Морщины на лице Сухова сбежались.
– Отставили мы свое, Вася.
– Миша, ты что?! – Василий Андреич пытался заглянуть в лицо Сухова. – Смеяться разучился? Нет. А коль нет, то и хорошо. Старики мы – дубы, да? Режь – кровь не потечет? Эх ты…
– Ладно, приду.
– Да не в этом дело. Я к тому: тело живое – душа умерла. А тогда зачем жить? Тогда лучше в ствол головой.
– Будет тебе меня хоронить! Что-то ты сегодня вытоньшился? – улыбнулся Сухов. – Уж и жилы не даст ослабить. Иди в клеть, крыса подземная.
– Завидуешь?
– Ага, – признался Сухов, закрывая клеть. – Не радикулит бы, так…
– Ладно, сигналь. Припугнул ты меня нынче. Смотри – растребушу и на копер закину!
Клеть вздрогнула и резко пошла вниз.
– Смотри погоду!.. Чтоб дождя не было-о! – услышал Сухов уже из глубины.
Клеть с глухим грохотом падала вниз, а Василию Андреичу казалось, что постепенно засыпает его породой. Сперва ноги, а потом все выше порода обжимала его пояс и грудь. Сердце вроде уже толкалось не в груди, а в тесноте холодных глыб. И будто в сон поклонило Василия Андреича, и ему стало страшно.
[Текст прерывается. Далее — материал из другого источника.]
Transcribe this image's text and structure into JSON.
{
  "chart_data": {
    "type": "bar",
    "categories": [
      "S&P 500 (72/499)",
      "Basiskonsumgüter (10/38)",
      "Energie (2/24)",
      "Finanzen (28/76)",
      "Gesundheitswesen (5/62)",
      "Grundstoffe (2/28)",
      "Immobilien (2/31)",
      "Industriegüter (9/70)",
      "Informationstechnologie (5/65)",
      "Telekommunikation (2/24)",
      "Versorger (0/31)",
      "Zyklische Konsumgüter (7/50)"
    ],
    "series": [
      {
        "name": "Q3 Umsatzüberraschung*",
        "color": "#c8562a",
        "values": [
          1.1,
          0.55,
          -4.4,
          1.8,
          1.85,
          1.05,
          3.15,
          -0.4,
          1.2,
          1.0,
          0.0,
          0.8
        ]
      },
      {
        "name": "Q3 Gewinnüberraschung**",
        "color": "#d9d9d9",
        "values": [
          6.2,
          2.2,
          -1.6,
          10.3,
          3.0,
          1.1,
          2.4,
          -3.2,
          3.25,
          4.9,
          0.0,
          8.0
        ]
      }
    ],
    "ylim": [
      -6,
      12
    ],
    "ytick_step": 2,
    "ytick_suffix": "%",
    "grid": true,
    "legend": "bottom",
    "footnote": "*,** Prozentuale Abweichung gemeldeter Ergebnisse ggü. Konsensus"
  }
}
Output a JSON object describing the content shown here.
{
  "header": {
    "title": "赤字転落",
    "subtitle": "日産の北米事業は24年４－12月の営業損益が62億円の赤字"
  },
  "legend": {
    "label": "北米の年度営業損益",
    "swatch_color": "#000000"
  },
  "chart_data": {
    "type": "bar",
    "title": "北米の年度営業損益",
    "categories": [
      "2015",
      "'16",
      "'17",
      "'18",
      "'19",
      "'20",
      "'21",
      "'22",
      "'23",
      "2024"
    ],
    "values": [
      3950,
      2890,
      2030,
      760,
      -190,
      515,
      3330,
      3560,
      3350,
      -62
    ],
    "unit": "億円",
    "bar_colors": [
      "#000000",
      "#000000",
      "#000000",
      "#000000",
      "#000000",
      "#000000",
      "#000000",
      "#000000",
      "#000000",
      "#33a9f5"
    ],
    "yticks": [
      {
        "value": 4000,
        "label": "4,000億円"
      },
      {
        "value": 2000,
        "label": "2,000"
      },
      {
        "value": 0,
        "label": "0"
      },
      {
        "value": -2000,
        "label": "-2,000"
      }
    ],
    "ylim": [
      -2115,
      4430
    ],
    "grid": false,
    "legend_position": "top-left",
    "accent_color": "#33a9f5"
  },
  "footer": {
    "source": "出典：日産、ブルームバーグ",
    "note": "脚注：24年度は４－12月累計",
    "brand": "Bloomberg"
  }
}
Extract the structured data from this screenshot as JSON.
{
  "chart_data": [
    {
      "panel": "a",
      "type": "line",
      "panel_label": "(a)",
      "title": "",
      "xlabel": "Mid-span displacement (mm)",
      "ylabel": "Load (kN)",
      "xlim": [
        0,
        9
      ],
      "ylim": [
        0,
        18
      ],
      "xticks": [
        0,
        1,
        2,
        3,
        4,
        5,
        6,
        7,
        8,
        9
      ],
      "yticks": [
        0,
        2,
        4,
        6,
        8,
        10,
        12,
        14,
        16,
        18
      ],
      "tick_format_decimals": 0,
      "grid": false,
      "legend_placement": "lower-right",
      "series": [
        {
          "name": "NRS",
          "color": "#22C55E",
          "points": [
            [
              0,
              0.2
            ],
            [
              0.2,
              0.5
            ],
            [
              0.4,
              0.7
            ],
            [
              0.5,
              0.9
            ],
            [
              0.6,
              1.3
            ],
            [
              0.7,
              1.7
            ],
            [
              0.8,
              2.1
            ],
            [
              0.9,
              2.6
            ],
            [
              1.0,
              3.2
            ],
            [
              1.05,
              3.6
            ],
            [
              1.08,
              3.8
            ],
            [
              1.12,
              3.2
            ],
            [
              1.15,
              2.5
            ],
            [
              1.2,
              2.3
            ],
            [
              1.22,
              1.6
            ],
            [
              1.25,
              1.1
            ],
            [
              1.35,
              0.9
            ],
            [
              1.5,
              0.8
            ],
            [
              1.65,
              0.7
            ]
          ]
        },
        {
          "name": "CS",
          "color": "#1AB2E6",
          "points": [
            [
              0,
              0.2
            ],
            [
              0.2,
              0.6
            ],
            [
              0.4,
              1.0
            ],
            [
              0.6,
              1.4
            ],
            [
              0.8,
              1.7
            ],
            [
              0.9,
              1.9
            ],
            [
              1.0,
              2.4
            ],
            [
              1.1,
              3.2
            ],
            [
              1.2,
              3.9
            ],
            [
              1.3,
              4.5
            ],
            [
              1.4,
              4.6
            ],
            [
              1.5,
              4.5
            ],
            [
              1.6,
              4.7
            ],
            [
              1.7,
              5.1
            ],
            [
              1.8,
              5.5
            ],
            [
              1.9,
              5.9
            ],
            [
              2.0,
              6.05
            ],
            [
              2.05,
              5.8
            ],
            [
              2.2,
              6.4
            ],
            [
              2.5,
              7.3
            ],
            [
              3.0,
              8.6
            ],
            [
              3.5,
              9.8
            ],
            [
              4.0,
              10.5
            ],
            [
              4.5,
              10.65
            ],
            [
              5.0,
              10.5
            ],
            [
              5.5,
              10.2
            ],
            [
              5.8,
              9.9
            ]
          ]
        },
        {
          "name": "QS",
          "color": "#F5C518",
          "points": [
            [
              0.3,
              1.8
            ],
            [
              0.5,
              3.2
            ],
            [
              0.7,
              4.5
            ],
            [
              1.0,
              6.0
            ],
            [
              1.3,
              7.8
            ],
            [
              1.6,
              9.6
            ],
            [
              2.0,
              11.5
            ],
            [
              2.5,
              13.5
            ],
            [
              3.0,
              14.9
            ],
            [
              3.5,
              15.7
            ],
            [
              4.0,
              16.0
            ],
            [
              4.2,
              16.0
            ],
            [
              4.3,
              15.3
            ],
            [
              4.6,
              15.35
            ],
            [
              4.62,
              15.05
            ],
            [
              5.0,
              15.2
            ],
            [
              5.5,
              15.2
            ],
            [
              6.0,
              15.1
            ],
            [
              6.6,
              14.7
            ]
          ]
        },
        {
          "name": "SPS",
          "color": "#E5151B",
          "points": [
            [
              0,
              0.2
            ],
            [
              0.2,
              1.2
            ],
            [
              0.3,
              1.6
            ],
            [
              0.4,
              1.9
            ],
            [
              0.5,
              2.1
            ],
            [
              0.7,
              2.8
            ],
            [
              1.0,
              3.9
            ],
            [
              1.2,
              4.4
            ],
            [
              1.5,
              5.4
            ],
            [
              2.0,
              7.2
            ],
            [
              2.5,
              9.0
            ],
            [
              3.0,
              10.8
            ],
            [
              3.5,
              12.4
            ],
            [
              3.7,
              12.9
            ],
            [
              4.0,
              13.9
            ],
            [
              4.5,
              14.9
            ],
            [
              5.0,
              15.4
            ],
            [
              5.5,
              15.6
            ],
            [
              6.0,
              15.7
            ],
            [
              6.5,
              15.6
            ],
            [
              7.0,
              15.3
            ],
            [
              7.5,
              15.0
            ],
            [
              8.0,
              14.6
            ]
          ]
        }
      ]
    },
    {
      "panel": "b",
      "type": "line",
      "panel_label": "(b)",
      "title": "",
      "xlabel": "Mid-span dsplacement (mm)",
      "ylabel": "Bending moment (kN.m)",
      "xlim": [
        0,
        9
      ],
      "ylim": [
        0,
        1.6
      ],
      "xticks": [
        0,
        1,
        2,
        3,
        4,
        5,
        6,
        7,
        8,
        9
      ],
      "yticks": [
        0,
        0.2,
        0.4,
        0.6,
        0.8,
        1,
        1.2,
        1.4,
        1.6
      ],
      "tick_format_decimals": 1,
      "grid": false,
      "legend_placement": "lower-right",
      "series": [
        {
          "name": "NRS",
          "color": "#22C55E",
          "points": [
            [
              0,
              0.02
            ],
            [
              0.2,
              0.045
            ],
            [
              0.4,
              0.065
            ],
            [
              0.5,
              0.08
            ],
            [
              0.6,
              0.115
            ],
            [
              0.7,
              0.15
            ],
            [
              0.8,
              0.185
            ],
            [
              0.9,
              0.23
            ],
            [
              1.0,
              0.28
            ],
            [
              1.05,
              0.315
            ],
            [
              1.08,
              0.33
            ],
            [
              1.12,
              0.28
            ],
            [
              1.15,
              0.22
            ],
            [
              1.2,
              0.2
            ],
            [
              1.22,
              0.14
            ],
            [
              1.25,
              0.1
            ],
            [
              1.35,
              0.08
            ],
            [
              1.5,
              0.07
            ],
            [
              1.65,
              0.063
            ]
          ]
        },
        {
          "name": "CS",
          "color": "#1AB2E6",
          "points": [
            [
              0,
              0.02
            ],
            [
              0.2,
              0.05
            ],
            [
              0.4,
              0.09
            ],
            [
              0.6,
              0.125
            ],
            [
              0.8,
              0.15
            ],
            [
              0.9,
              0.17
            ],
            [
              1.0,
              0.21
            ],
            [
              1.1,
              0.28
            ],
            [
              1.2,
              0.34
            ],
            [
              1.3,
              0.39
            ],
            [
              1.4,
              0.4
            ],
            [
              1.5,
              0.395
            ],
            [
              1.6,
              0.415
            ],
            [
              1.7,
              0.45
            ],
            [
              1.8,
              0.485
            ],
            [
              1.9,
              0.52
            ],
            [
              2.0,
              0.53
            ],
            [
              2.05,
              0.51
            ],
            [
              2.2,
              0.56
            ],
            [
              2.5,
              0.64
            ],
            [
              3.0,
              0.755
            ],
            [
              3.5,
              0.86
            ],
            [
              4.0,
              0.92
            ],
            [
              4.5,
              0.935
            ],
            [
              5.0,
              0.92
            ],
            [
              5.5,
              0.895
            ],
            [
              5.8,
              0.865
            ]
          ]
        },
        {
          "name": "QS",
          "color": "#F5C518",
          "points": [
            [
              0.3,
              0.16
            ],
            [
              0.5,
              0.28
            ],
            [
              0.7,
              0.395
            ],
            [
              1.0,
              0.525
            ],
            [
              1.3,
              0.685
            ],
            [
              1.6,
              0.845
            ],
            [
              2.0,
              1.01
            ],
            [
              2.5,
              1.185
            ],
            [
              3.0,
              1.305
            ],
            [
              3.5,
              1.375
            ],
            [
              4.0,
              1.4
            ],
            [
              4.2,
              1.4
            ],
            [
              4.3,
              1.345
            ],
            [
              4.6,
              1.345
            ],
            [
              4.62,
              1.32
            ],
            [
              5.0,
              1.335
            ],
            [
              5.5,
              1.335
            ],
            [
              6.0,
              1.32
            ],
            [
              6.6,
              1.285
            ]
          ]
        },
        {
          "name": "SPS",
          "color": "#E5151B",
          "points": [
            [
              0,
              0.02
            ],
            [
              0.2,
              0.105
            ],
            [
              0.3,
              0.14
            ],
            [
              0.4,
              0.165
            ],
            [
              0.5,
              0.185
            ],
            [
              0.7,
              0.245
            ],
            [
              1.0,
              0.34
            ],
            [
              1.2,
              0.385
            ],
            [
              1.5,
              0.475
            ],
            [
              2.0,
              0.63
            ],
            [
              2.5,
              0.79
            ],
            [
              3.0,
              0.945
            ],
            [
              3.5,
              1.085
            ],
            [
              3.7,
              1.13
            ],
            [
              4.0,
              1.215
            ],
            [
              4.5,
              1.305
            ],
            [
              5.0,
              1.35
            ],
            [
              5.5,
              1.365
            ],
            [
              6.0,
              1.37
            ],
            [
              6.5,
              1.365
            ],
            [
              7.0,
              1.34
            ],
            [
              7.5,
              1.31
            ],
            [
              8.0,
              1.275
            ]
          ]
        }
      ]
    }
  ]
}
Стволовой клацнул замком, открыл клеть. Василий Андреич изо всех сил сдвинул ноги с места. Шаг, другой, еще, еще… «Скорей в забой, – торопил он себя, – скорей в забой, скорей…»
Жадюга
Зарплату выдавал слесарь Карелов. Работу эту он делал трудно: пальцы не гнулись; Карелов сбивался в счете, потел.
– Фу, черт, легче железяки в шахте таскать.
– Это кому как! – гыгыкнул Чуев, мужик дураковатый и шумливый, и подмигнул Загребину, а потом уставился смеющимися глупыми глазами на Серегу Резникова. Загребин сделал вид, будто его не касается подковырка Чуева, а Серега равнодушно подумал: «Каждой деревне дурак полагается, и нам бог дал».
Серега занял очередь за Загребиным и сел на подлокотник старого, но крепкого кресла. На таком кресле еще сидеть бы да сидеть, конечно, если подновить драпировку, но кресла поменяло все руководство шахты – Серега видел старые в быткомбинатовских закутках, и даже в подземную подстанцию кто-то одно приволок. Серега сверился в магазине, и оказалось, что лакированные на поролоне стоят шестьдесят восемь рублей. Прикинул и выходило: полгода он или такой же, как он, гаврик работал на все эти кресла. Сходил после к председателю шахткома, высказался.
– Дух времени, – сказал председатель. – Эстетика.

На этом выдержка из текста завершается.